# Speedfan plugin for Rainmeter



## Eon the Wolf (Oct 8, 2010)

(I believe this is the right spot)
Right! I'm starting to use a beautiful skin for a little known program called rainmeter, and I was curious....It has CPU temps n such n hdd temps n the whole 9 yards via Speedfan...But uh...My pc doesn't record the 4th core's temp :/...
It only has 
GPU
Temp 1-3 (These are the cores from what I've come to understand)
HD 0-1 (Obvious, I should hope)
Core
Core
Ambient.

Now ambient is always 0.
However....The first 'core' is always in the 40 C range, and the 2nd is usually in the 60 C range...I've had no luck figuring out what they're for (I read once that Core referred to the inside of the CPU and/or the case but uh...honestly...I have no idea what these 2 'cores' are actually monitoring...)

And that brings me to the problem. My 4th cpu core isn't being read...and I have no idea why I have two numberless readings that are called the exact same thing....I believe I know why Ambient is always 0 (no real sensors to monitor such a thing) so no need for me to wonder bout that....Can anyone help figure out this great mystery? 
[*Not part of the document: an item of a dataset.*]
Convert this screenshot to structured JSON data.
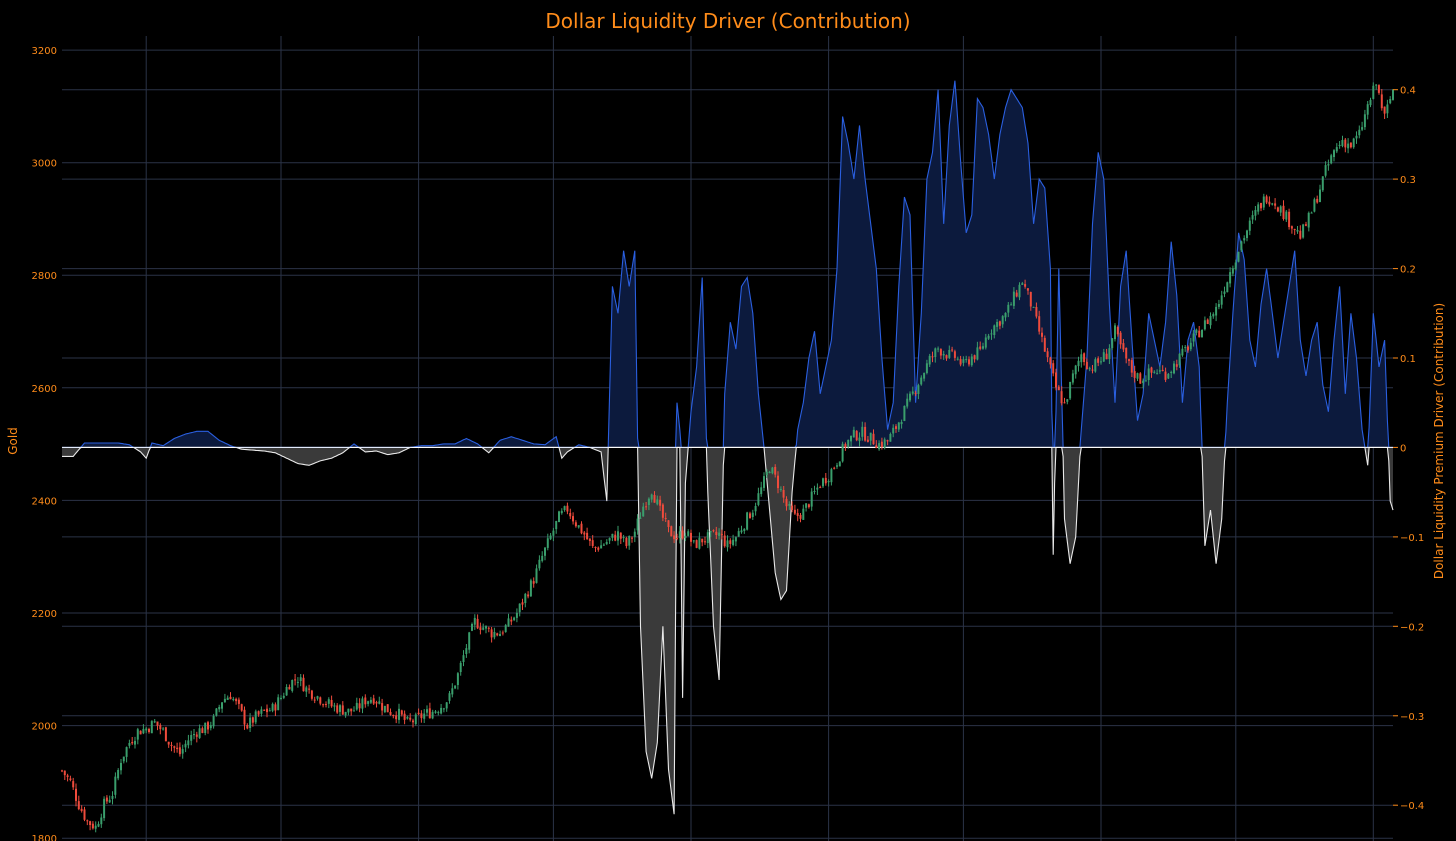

(If this is in the wrong section, feel free to move it ^^

EDIT: Also, in the section listing fans, I have fans numbered from 1-5, but only the first 2 have RPM listed...I've been told that's because there aren't censors or some such for the other fans (I've got the various fans on the GPU n such, but also 3 extra fans of my own....2 80 mm fans located at a side panel n front panel hole, and a typical 160 mm in the back) so whenever I see 'Fan 0 RPM' it always makes me wonder which fan it's trying to measure, or which fan(s) aren't registering and/or why, if it is actually a sensor issue or something else....(I believe this is more of a hardware issue though, but I figured I'd throw it out there since Speedfan DOES register it...)


----------